From: Giovanni Mascellani <gmascellani(a)codeweavers.com>
Signed-off-by: Matteo Bruni <mbruni(a)codeweavers.com>
---
changelog: Did a bunch of changes, mostly stylistic.
I dropped the existing sign-offs here and in some of the following
patches since I changed enough of the code that I wouldn't feel those
would still be valid.
Sorry it took me a while to review and fix up these patches and come
up with a hopefully consistent patch series. I don't expect the whole
series to go in in one go but I wanted to "show" the end result to
possibly unblock anyone that wants to start preparing more patches on
top (but I'd refrain from sending until this series is resolved one
way or another :)).
This series should supersede or otherwise render invalid all the
other pending vkd3d-shader/hlsl patches.
libs/vkd3d-shader/hlsl.c | 20 ++-
libs/vkd3d-shader/hlsl.h | 1 +
libs/vkd3d-shader/hlsl_codegen.c | 217 ++++++++++++++++++++++++++++++-
3 files changed, 232 insertions(+), 6 deletions(-)

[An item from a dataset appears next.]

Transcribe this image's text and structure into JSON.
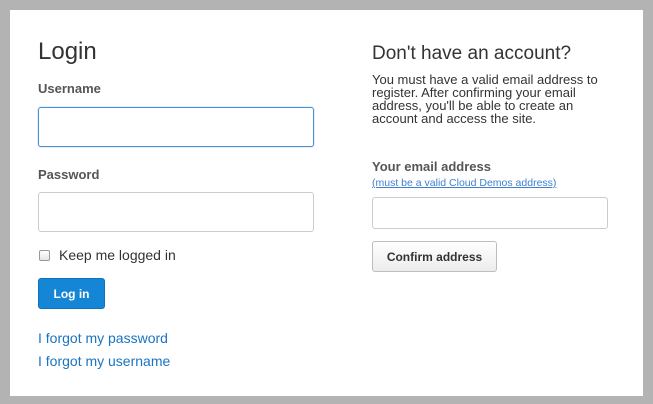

diff --git a/libs/vkd3d-shader/hlsl.c b/libs/vkd3d-shader/hlsl.c
index 9824c56d..8895f5bc 100644
--- a/libs/vkd3d-shader/hlsl.c
+++ b/libs/vkd3d-shader/hlsl.c
@@ -1097,6 +1097,19 @@ const char *debug_hlsl_writemask(unsigned int writemask)
return vkd3d_dbg_sprintf(".%s", string);
}
+const char *debug_hlsl_swizzle(unsigned int swizzle, unsigned int size)
+{
+ static const char components[] = {'x', 'y', 'z', 'w'};
+ char string[5];
+ unsigned int i;
+
+ assert(size <= ARRAY_SIZE(components));
+ for (i = 0; i < size; ++i)
+ string[i] = components[(swizzle >> i * 2) & 3];
+ string[size] = 0;
+ return vkd3d_dbg_sprintf(".%s", string);
+}
+
static void dump_ir_constant(struct vkd3d_string_buffer *buffer, const struct hlsl_ir_constant *constant)
{
struct hlsl_type *type = constant->node.data_type;
@@ -1278,18 +1291,15 @@ static void dump_ir_swizzle(struct vkd3d_string_buffer *buffer, const struct hls
unsigned int i;
dump_src(buffer, &swizzle->val);
- vkd3d_string_buffer_printf(buffer, ".");
if (swizzle->val.node->data_type->dimy > 1)
{
+ vkd3d_string_buffer_printf(buffer, ".");
for (i = 0; i < swizzle->node.data_type->dimx; ++i)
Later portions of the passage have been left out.